I go through a buttload of resumes when I am looking for an applicant. With my regular job duties, this is roughly equivalent to about 2 seconds per resume.
The first thing I look at is work experience and key words that match what I am looking for. I start with job titles and companies. If you make it past that first scan, I start looking at job responsibilities.
Here’s what I don’t give a shit about:
- Cover letters
- Your job objective
- Whether or not you know how to use Microsoft Office
- Your hobbies
- Your education
The last bullet point is probably a surprise. Education for me is just icing on the work experience cake. You can have a masters from Yale, but without work experience, it is virtually useless.
Know someone on the inside.
There is an 80% chance someone will get interviewed if they were recommended by someone that is already working within the company. Why? Because if that person is a superstar and values their job, they wouldn’t recommend someone that would make them look bad.
Dressing well doesn’t necessarily mean wear a tie. It means dress nice and something that is appropriate to the industry you are applying for.
If you are applying for a job at a graphic design studio, you’ll probably get away with a nice button up shirt and slacks. Applying for a bank – definitely wear a nice suit. Just don’t dress better than the boss. You’ve got plenty of time for that.
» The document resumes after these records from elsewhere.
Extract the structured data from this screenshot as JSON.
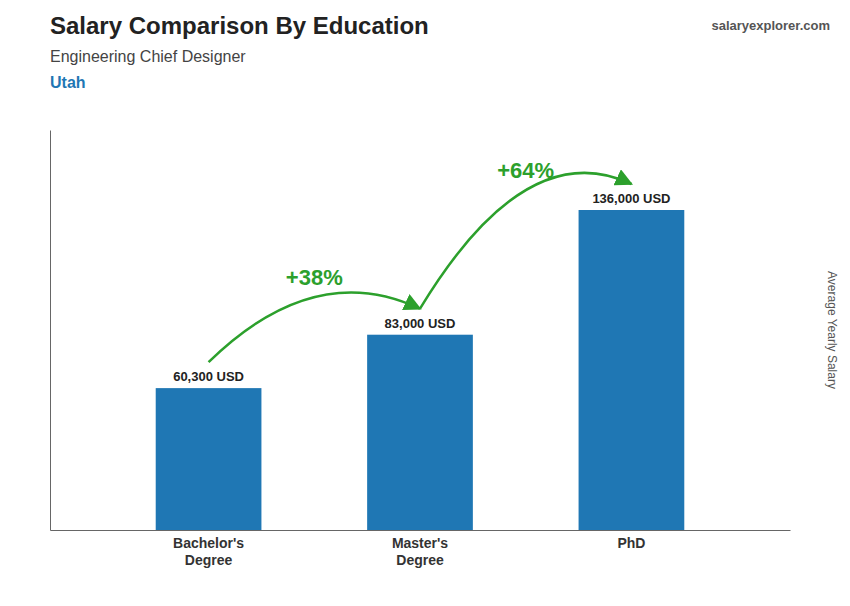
{
  "chart_data": {
    "type": "bar",
    "title": "Salary Comparison By Education",
    "subtitle": "Engineering Chief Designer",
    "ylabel": "Average Yearly Salary",
    "categories": [
      "Bachelor's\nDegree",
      "Master's\nDegree",
      "PhD"
    ],
    "values": [
      60300,
      83000,
      136000
    ],
    "value_labels": [
      "60,300 USD",
      "83,000 USD",
      "136,000 USD"
    ],
    "data_labels": true,
    "ylim": [
      0,
      170000
    ],
    "tick_labels": "x",
    "grid": false,
    "annotations": [
      {
        "text": "+38%",
        "between": [
          "Bachelor's\nDegree",
          "Master's\nDegree"
        ]
      },
      {
        "text": "+64%",
        "between": [
          "Master's\nDegree",
          "PhD"
        ]
      },
      {
        "text": "Utah"
      },
      {
        "text": "salaryexplorer.com"
      }
    ]
  }
}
Be likeable and confident.
Confidence and likeability is one of the greatest weapons you can have during a job interview. If you’ve made it past the first few stages of the process, vibing with the person you are interviewing with will make sure you hit a home run.
Just make sure your confidence isn’t arrogance.
And the last pieces of advice?
Never ask about vacation days and break times. Asking those questions will change the interviewers mood and will kill your interview in a heartbeat. Save those questions for when you get the job.
Take the time to make your resume look nice and spellcheck your document. It shows you are a thinker and you have an attention to detail.